Plant Species That Will Spruce Up Your Turf This Summer

Contributed by Bryn Huntpalmer, Modernize.com

Sure, we’re glad it’s here, but did summer creep up a little too quickly on you? Don’t worry, there’s still time to plant your summer garden and enjoy your harvest of basil, kale, beans, corn, and so much more. Warm temperatures and long sunny days also provide the perfect climate for hearty perennials that will bloom through the Fall. Do your research and give your plants a little extra TLC and your summer garden will be thriving in no time!

Prepare and Nurture Your Soil

Many people are skeptical about planting in the summer because the heat of the soil can make it hard for new plants to take root. To ease the transition from container to ground, fill the newly dug hole with water and let it drain before planting. Making sure that the hole and surrounding soil are moist prior to planting will help your plants to be more successful.

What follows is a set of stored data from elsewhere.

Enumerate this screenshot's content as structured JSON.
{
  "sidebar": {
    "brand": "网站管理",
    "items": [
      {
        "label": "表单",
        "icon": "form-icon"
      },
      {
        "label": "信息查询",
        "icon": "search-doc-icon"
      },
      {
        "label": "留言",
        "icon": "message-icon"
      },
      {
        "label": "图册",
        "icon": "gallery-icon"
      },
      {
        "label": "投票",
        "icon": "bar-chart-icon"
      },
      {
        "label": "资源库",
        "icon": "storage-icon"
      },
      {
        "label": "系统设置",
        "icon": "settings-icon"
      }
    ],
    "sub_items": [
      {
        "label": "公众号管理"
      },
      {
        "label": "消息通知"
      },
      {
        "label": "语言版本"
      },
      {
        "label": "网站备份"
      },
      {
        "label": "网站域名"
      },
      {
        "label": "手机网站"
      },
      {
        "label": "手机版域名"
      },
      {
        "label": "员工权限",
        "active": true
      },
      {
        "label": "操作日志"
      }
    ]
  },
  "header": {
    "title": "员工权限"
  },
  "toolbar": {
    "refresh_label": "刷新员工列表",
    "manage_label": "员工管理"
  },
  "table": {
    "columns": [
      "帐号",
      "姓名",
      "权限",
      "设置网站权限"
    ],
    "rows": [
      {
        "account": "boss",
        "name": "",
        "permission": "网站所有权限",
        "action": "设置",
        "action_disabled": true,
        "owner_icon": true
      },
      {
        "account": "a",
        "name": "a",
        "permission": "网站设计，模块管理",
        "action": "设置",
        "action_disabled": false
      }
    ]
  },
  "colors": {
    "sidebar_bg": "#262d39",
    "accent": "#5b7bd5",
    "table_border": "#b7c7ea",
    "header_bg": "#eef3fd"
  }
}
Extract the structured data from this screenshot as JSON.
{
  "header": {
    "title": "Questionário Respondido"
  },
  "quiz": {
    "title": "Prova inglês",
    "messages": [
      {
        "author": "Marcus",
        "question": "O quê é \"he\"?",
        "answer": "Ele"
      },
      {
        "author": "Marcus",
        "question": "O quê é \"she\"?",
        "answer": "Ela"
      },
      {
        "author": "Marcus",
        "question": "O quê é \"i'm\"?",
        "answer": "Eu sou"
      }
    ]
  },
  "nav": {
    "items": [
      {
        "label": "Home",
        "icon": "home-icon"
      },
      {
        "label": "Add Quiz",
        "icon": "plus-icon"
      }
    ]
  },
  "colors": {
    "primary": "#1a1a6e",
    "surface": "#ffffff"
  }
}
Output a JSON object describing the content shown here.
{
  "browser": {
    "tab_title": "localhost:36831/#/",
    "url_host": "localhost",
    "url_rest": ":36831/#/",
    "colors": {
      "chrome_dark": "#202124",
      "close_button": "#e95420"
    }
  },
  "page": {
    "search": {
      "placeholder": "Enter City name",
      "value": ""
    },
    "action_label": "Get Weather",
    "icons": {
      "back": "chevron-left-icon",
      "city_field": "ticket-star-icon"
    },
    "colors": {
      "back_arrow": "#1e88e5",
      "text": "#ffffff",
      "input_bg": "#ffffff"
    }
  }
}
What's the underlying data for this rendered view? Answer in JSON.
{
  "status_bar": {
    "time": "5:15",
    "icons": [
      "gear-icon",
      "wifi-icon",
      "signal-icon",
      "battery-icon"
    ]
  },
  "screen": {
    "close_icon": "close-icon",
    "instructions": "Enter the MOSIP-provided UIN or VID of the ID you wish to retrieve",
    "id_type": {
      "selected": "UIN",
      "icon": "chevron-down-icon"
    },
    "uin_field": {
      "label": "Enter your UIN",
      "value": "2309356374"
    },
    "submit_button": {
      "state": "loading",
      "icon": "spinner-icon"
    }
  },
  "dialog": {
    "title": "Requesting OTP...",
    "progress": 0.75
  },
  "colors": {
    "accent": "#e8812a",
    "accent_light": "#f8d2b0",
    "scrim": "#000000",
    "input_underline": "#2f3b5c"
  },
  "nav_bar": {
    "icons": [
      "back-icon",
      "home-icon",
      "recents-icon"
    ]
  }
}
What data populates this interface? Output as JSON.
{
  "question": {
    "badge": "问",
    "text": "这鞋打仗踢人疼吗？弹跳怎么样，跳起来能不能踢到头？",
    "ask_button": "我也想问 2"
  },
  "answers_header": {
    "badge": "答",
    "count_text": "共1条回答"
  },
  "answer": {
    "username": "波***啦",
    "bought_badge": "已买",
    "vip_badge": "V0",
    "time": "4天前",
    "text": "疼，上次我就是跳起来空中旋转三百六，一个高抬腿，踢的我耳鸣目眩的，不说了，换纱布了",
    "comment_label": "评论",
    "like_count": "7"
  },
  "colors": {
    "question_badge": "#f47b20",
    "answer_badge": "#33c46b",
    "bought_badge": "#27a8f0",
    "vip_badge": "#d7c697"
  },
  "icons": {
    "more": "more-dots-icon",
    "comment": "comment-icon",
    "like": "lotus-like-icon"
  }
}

Even plants that love warm weather can struggle in areas that face drought and unseasonably warm weather. Protect your plants by applying 2-3 inches of organic mulch such as compost or shredded leaves immediately after planting. This will help preserve soil moisture and prevent invasive weeds that compete for water and nutrients. Check out this great infographic that explains the benefits of mulch in the summer and suggests a variety of different organic matter that you can use in your garden.

You may also want to consider making a batch of diluted fish emulsion to help your plants quickly settle into their new environment. It may be smelly, but it’s an excellent fertilizer for your plants. To make your own, follow the instructions in this tutorial. In the first few weeks after planting your garden, be sure to check the soil daily to keep it slightly moist.

Select Your Plants

If you are interested in a vegetable garden, Urban Farmer has a great calendar that offers helpful suggestions for what to plant throughout the summer. Beans, beets, carrots, corn, herbs, melons, and peas all thrive in direct sunlight and warm weather. Just be mindful that beans and peas may produce several times, while carrots are more likely to produce just once. Figure out what your family will really eat (and how often) to plant a garden that will minimize food waste.

Summer is a great time to plant perennials. They are on sale at most nurseries and with a little attention (regularly prune dead leaves and flowers) will bloom well into the fall. Coneflower (pictured) brings a ton of color to your garden while attracting birds and butterflies. Coneflower needs direct sunlight though so if your garden space is a bit on the shady side, consider hostas. They can grow up to four feet tall and will produce colorful flowery wands throughout the summer. If your aim is to keep fresh flowers in your home try blanketflower, coreopsis, salvia, or bee balm (attracts hummingbirds). If your gardening skills are a little more sophisticated, try your hand with lilies (the “stargazer” variety is beautiful in the summer) or Japanese anemone.

It may be a little less fun, but summer is also a great time to work on your lawn. Warm season grass, such as bermuda, bahia, or St. Augustine all need hot weather to thrive. Seeding your lawn over the summer will give grass plenty of time to grow and become established prior to winter.

Enjoy Your Garden - It’s Good for You!

Your garden will vastly improve the appearance of your home while providing you with tasty fresh produce and beautiful flowers. Did you know that the act of gardening is actually good for you, too? According to Eartheasy, gardeners have measurably lower cortisol levels (the stress hormone) resulting in an improved immune system and healthier heart. With all of these benefits, what are you waiting for? Grab your sunscreen and gloves and get gardening!